La inteligencia artificial suele presentarse como una revolución tecnológica capaz de transformar la productividad, la educación, la medicina y prácticamente cualquier aspecto de la vida humana. Sin embargo, detrás de la fascinación por sus capacidades emerge una pregunta mucho más profunda: ¿qué ocurre cuando las decisiones automatizadas comienzan a influir sobre la dignidad de las personas? En su reflexión publicada en Milenio, Arturo Zaldívar plantea precisamente ese desafío. La discusión ya no gira únicamente en torno a la eficiencia de los algoritmos, sino a los valores humanos que deben limitar su alcance.
La preocupación es pertinente porque la IA ha dejado de ser una herramienta aislada para convertirse en una infraestructura de decisión. Algoritmos participan hoy en procesos de contratación laboral, evaluación crediticia, vigilancia, acceso a servicios, recomendaciones de contenido e incluso sistemas judiciales en distintas partes del mundo. Cada vez que una máquina clasifica, prioriza o descarta a una persona, surge una cuestión fundamental: ¿cómo garantizar que la tecnología no reduzca a los individuos a simples datos procesables?
Desde una perspectiva psicosocial, el riesgo más profundo no es que las máquinas se vuelvan conscientes, sino que los seres humanos empiecen a ser tratados como objetos administrables. Cuando una decisión importante depende de modelos automatizados opacos, las personas pueden experimentar una pérdida de control sobre su propia vida. La sensación de ser evaluados permanentemente por sistemas invisibles modifica la relación con el trabajo, la educación, el consumo y hasta la identidad personal.
El debate también revela una disputa por el significado de la dignidad humana en el siglo XXI. Durante siglos, conceptos como libertad, igualdad y derechos fueron construidos para limitar el poder de gobiernos, instituciones y grupos dominantes. Hoy aparece un nuevo actor: sistemas capaces de procesar cantidades masivas de información y producir decisiones a velocidades imposibles para cualquier ser humano. La pregunta ya no es solo quién tiene poder, sino qué ocurre cuando ese poder se delega a modelos matemáticos diseñados por corporaciones o Estados.
En términos de discurso, la inteligencia artificial suele comunicarse mediante una narrativa de inevitabilidad. Se habla de automatización como si fuera un fenómeno natural imposible de detener. Bajo esa lógica, cualquier cuestionamiento ético parece un obstáculo para el progreso. Sin embargo, la historia demuestra que ninguna tecnología es neutral. Cada innovación incorpora valores, prioridades y relaciones de poder.
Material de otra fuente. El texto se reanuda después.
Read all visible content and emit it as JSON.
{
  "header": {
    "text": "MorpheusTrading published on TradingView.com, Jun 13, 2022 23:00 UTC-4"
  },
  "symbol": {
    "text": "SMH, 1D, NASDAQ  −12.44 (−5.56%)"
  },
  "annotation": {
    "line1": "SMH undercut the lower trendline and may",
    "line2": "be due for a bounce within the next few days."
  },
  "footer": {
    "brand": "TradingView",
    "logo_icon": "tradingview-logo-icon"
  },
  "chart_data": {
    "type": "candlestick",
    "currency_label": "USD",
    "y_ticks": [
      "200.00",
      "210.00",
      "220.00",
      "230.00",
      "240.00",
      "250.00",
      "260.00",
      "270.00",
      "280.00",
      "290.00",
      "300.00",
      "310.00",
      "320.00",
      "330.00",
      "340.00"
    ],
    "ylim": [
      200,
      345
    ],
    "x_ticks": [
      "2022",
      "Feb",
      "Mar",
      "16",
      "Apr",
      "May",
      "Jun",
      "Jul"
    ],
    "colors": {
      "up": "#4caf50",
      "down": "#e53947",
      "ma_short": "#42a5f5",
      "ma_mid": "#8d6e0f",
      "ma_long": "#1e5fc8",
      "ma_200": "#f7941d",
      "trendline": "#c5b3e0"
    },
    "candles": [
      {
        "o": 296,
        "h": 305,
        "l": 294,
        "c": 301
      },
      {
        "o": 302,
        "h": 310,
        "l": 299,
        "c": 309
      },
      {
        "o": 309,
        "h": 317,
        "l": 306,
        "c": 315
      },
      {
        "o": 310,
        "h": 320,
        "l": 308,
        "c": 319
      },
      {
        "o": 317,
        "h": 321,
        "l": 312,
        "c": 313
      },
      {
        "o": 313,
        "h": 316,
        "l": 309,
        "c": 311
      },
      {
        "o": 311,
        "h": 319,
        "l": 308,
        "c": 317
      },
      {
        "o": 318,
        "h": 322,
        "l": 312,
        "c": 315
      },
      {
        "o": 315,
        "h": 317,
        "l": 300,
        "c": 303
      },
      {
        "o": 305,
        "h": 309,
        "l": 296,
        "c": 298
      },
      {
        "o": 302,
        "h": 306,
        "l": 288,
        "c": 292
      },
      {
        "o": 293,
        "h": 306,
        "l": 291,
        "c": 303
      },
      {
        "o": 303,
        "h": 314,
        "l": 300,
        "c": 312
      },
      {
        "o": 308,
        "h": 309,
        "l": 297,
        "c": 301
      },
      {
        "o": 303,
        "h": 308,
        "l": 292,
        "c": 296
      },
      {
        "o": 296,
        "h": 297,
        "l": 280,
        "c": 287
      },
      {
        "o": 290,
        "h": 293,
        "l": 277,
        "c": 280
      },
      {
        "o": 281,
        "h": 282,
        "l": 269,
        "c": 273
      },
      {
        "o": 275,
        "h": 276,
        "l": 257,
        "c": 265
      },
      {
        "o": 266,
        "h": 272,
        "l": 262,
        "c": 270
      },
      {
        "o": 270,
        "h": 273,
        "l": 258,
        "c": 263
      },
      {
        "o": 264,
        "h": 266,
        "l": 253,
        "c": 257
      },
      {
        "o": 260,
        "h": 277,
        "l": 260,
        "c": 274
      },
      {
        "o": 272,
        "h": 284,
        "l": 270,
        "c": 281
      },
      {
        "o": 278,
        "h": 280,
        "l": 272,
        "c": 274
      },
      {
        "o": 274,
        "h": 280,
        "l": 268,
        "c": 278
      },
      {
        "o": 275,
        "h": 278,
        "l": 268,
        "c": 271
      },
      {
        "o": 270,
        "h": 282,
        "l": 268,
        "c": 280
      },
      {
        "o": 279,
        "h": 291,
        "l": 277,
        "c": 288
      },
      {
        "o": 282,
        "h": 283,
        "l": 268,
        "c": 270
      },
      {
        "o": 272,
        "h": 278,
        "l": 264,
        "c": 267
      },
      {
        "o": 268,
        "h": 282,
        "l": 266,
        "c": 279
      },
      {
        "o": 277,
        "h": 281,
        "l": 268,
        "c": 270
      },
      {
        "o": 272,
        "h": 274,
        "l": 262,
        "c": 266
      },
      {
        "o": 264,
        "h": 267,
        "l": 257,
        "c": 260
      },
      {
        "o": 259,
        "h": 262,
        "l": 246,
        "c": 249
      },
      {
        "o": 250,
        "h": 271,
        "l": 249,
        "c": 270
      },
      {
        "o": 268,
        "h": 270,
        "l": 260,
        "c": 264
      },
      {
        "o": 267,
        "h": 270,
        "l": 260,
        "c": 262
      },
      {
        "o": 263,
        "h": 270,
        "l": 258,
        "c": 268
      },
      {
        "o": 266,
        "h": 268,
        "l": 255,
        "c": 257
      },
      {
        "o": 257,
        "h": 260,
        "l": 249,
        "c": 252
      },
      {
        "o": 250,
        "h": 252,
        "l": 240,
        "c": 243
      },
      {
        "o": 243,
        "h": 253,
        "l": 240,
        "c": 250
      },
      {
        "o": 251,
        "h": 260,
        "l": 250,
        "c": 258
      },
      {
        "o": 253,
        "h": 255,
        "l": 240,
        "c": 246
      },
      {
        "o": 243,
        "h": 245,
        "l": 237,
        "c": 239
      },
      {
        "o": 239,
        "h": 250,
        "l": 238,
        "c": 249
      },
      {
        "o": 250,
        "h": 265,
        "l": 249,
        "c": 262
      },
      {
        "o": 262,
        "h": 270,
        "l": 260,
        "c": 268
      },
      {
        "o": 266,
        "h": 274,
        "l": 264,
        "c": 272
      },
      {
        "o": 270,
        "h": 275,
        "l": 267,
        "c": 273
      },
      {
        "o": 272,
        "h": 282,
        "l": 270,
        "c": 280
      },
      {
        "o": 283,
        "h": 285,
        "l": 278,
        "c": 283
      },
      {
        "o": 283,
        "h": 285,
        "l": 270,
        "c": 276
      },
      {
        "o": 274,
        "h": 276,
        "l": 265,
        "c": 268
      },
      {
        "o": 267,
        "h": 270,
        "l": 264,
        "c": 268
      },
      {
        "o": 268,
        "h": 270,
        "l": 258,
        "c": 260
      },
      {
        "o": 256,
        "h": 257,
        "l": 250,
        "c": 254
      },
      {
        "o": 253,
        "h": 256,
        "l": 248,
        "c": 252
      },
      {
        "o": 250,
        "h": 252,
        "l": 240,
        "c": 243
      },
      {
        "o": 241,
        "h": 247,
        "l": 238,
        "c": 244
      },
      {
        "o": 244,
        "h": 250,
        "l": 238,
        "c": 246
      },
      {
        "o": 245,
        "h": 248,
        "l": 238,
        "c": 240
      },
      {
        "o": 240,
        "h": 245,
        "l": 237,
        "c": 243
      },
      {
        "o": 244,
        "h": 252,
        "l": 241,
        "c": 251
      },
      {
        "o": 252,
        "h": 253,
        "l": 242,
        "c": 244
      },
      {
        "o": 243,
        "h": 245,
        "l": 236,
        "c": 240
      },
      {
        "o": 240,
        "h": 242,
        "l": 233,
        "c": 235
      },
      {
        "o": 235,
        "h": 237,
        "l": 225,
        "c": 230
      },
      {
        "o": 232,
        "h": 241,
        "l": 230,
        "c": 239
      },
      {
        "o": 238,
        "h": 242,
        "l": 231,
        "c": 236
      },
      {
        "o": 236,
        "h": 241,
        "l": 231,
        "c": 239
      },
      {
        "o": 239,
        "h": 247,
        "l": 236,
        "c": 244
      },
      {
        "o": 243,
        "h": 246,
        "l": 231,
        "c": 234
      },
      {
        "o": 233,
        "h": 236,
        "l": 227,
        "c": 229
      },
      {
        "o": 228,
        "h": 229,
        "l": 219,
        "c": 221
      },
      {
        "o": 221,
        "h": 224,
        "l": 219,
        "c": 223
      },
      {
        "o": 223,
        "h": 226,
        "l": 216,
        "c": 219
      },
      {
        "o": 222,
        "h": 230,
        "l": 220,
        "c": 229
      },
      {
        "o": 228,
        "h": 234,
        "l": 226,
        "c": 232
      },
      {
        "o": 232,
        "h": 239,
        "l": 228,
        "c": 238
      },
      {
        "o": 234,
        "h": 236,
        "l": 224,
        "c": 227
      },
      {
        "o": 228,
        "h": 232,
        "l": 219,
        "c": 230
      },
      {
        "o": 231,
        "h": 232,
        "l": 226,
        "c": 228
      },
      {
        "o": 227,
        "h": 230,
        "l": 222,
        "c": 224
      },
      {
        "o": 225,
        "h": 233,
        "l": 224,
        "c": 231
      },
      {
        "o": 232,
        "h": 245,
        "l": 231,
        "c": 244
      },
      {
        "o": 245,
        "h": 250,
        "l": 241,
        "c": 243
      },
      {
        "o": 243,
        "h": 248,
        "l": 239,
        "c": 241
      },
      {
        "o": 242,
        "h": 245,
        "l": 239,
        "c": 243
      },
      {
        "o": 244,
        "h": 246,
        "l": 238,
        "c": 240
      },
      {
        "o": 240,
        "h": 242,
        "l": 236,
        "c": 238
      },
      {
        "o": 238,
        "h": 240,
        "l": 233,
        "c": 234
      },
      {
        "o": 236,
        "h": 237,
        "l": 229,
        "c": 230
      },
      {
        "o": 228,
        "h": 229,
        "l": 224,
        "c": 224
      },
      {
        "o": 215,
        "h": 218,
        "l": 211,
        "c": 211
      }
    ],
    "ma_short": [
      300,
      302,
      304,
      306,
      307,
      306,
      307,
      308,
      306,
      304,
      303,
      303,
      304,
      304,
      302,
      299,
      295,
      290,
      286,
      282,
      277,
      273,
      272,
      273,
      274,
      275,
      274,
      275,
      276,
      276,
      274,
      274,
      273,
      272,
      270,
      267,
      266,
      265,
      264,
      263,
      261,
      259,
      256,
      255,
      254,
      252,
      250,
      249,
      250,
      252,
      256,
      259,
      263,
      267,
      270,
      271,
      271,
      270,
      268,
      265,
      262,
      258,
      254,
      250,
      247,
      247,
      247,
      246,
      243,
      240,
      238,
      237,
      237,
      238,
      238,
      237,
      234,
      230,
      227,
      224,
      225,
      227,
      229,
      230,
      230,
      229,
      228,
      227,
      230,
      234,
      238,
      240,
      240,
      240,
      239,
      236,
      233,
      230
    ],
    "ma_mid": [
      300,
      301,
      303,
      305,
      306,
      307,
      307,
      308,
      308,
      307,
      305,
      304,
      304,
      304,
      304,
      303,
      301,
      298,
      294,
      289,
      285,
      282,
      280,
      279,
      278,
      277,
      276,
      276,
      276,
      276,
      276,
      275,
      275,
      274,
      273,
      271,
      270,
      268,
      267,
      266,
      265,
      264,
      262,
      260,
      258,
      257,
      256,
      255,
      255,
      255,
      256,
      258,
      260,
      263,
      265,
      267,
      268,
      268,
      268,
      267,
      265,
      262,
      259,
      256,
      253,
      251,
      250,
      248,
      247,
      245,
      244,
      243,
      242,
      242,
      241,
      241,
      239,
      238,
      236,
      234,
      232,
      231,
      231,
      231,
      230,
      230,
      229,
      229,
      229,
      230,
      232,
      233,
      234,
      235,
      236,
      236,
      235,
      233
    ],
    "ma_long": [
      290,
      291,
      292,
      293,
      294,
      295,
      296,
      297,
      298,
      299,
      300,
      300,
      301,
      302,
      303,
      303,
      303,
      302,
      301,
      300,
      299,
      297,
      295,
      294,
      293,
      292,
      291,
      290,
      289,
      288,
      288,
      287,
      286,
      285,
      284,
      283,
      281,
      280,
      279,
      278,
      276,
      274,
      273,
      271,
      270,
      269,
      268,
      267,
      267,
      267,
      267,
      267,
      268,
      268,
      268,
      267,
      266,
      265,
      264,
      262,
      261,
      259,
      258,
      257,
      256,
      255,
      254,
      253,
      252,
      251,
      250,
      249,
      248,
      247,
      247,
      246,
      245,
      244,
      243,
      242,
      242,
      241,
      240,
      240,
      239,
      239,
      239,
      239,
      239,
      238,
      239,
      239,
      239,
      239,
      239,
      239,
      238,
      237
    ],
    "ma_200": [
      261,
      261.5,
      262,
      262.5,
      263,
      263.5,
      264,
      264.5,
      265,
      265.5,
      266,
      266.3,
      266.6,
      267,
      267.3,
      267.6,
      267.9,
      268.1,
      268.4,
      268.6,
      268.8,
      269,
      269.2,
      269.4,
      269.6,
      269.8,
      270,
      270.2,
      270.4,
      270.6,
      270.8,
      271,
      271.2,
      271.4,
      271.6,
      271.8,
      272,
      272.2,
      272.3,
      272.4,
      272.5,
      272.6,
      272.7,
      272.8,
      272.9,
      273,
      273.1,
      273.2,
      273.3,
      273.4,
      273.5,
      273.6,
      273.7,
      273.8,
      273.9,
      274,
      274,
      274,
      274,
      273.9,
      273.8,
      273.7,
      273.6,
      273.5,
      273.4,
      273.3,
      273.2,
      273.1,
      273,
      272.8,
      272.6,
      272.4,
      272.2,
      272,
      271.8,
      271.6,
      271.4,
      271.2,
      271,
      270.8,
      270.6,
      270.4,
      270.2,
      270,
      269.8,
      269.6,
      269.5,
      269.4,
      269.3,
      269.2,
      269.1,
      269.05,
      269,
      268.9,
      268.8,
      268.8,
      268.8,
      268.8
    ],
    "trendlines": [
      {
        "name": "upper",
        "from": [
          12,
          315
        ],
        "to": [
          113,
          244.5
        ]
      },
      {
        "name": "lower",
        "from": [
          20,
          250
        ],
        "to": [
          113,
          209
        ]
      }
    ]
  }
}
La IA no escapa a esa realidad: refleja las decisiones humanas de quienes la diseñan, financian y regulan.
La reflexión de Zaldívar resulta especialmente relevante porque desplaza la conversación desde la capacidad técnica hacia la responsabilidad moral. El verdadero desafío no consiste únicamente en crear sistemas más avanzados, sino en construir mecanismos que protejan derechos fundamentales. Transparencia, supervisión humana, rendición de cuentas y acceso a explicaciones claras dejan de ser detalles regulatorios para convertirse en condiciones esenciales de una convivencia democrática con la tecnología.
Existe además una paradoja difícil de ignorar. Cuanto más sofisticada se vuelve la inteligencia artificial, más importante se vuelve aquello que la máquina no posee: empatía, contexto moral, experiencia humana y capacidad de comprender el sufrimiento ajeno. La eficiencia puede optimizar procesos, pero no sustituye principios éticos. Una sociedad que mide todo en términos de rendimiento corre el riesgo de olvidar que las personas tienen un valor que no puede reducirse a una métrica o a una predicción algorítmica.
La inteligencia artificial actúa hoy como un espejo que refleja nuestras prioridades colectivas. Si la utilizamos únicamente para maximizar productividad, vigilancia o rentabilidad, terminará amplificando esas mismas lógicas. Si, por el contrario, la desarrollamos bajo el principio de la dignidad humana, podría convertirse en una herramienta para ampliar derechos y oportunidades. La cuestión de fondo no es qué tan inteligente será la IA, sino qué tan humanos seremos nosotros al decidir cómo utilizarla.
Fuente: Arturo Zaldívar, “La IA frente al espejo de la dignidad humana”, Milenio, 2026.